The “WWI” exhibition gives insights to this period through the use of 19 “Witnesses,” a diverse gallery of personalities including entertainer Harry Houdini (who, on his draft card, identified himself as Harry Handcuff Houdini — no quotes or parentheses); Herbert Hoover, who, prior to his unfortunate connection to the Great Depression, engineered the mass war-relief effort to stave off starvation in post-war Europe; social reformer Jane Addams; African-American activist W.E.B. DuBois; evangelist Billy Sunday; wartime volunteer nurse and ambulance driver Alice O’Brien; and Hollywood star Mary Pickford.
Though fought thousands of miles away, the war transformed the United States from a provincial power to a global industrial and military force led by a strong central government. Military bases sprouted up throughout Virginia that remain to this day — Fort Lee in Petersburg and Fort Eustis near Newport News — and shipbuilding and dry-docking burgeoned in Hampton Roads.
The 116,000 U.S. military deaths and more than 4,000 Virginians who died wrenched families and disrupted communities as the returning of thousands of maimed and psychologically traumatized service personnel created a need for care that hadn’t existed before.

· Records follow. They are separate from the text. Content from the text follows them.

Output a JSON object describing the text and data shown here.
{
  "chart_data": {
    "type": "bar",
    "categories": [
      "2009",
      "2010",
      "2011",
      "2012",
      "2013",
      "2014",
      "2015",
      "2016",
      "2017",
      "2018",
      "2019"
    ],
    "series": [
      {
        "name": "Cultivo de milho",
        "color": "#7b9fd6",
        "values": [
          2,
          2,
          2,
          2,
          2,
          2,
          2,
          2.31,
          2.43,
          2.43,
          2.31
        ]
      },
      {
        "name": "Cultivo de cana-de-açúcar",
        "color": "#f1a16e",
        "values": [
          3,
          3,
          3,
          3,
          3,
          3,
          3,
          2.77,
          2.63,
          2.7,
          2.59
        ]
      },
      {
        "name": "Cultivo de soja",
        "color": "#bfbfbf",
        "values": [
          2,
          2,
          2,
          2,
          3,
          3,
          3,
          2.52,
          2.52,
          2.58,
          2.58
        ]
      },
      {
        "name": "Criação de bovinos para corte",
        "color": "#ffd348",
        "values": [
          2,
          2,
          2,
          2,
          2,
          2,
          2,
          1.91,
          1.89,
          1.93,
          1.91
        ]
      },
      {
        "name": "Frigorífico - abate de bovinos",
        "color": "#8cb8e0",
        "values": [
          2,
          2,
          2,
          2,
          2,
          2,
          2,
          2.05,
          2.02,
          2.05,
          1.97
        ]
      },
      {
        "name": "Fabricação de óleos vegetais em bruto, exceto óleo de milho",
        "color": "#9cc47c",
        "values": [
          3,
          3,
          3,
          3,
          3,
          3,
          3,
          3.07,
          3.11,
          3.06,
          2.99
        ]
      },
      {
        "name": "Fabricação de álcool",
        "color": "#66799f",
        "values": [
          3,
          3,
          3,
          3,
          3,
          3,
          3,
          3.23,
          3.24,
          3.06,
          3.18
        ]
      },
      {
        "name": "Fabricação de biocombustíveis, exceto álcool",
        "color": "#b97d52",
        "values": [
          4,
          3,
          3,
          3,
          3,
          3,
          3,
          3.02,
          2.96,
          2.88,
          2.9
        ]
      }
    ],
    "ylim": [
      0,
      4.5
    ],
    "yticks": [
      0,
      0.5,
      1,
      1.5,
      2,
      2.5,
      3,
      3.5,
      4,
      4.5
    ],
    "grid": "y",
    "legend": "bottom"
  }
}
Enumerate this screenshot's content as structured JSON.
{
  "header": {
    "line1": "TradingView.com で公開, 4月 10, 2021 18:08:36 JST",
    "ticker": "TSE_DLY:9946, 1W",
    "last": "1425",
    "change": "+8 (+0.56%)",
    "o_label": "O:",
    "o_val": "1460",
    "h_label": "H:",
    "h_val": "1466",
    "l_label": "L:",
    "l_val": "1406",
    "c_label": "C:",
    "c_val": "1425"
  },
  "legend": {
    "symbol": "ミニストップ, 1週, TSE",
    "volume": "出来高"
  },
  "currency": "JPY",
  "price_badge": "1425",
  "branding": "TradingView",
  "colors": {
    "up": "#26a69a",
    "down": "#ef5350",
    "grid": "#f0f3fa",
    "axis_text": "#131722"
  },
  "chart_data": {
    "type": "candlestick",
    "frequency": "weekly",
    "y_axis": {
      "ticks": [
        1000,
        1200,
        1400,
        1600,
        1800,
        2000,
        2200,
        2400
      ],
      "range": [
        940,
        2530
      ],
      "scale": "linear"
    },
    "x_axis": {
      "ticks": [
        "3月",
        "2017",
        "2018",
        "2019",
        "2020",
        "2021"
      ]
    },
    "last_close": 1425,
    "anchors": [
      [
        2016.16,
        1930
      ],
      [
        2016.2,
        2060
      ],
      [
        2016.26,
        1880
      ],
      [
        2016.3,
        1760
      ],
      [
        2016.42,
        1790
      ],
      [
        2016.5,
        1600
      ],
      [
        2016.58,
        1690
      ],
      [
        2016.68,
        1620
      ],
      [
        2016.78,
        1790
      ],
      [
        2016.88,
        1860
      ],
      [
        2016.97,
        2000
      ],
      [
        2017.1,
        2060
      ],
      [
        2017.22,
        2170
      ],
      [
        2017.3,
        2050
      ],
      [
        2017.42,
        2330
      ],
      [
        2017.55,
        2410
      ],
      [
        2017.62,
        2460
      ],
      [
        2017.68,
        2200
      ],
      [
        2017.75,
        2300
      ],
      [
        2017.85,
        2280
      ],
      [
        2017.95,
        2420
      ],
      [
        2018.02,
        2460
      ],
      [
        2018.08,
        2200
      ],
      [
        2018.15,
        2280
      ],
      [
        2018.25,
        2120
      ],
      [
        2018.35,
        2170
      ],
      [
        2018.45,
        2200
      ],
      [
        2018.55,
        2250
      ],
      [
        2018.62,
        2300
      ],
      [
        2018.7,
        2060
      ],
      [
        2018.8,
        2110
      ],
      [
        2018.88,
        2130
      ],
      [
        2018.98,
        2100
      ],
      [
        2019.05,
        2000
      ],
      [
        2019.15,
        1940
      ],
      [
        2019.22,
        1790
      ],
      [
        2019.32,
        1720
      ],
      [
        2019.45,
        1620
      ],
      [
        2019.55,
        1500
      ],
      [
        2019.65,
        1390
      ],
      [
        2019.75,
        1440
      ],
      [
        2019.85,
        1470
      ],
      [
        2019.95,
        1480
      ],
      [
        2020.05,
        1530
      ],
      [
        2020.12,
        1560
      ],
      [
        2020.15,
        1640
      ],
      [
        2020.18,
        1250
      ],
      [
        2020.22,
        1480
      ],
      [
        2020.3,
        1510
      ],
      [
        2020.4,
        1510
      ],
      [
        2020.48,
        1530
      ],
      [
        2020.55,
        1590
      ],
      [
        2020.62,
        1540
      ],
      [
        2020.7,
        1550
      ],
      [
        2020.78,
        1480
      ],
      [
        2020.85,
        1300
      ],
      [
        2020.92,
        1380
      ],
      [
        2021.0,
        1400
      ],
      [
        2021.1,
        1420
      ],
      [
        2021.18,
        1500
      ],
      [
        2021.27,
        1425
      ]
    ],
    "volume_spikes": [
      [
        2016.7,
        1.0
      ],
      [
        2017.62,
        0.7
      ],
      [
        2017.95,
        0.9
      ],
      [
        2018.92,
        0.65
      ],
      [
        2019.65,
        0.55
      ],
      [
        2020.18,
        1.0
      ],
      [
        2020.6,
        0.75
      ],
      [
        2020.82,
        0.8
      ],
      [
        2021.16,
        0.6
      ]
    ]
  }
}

Staunton-born Woodrow Wilson served as president; he was the former president of Princeton University and governor of New Jersey who, as novelist E.L. Doctorow wrote, said he’d keep the country out of war and then fought it like an affronted school master, which he was. Wilson went from seeking to keep the U.S. out of foreign entanglements to needing to gin up support for sending the U.S. military overseas. Wilson wasn’t charismatic by today’s standards. Horrigan explains, “What people respected Wilson for at the time was that, first he was president, and he not only read books — but he wrote them. They admired his intellect. He had a brain, and he used it.”
Wilson also demonstrated a great idealism that manifested in his efforts not only to end the war but to maintain peace with his 14 Points and the League of Nations. He perhaps possessed an idealism more for other countries than his own. Women who sought the vote, African-Americans who wanted their civil rights, and jailed dissidents such as the socialist Eugene V. Debs and deported anarchist Emma Goldman didn’t think much of the Wilsonian style of governance. And, Horrigan considers, “That idealism took him to war because he knew these European monarchies had to go and nobody else [was] around to lead that task; thus, for Wilson, it fell to the U.S. to guide the spread of democracy across the world.”
In Richmond, the war was memorialized in what became the Carillon in Byrd Park, where for a time the first-level galleries were used to display artifacts. Near the tennis courts is an American Legion flagpole that at its base carries four plaques bearing 251 names of service personnel who went to war and did not return. The organization of the names shows plainly the language of the day, as 27 of them are labeled as “Colored.”
Amid the ubiquitous proliferation of national banners (often flown, rarely tended to, and by their ubiquity, almost unnoticed), from that pole no such flag billows. The metal lanyard for raising and lowering one, though, is rattled by a winter breeze into an erratic tapping that signals how, after the great hurrah that sent them, some did not come back from over there.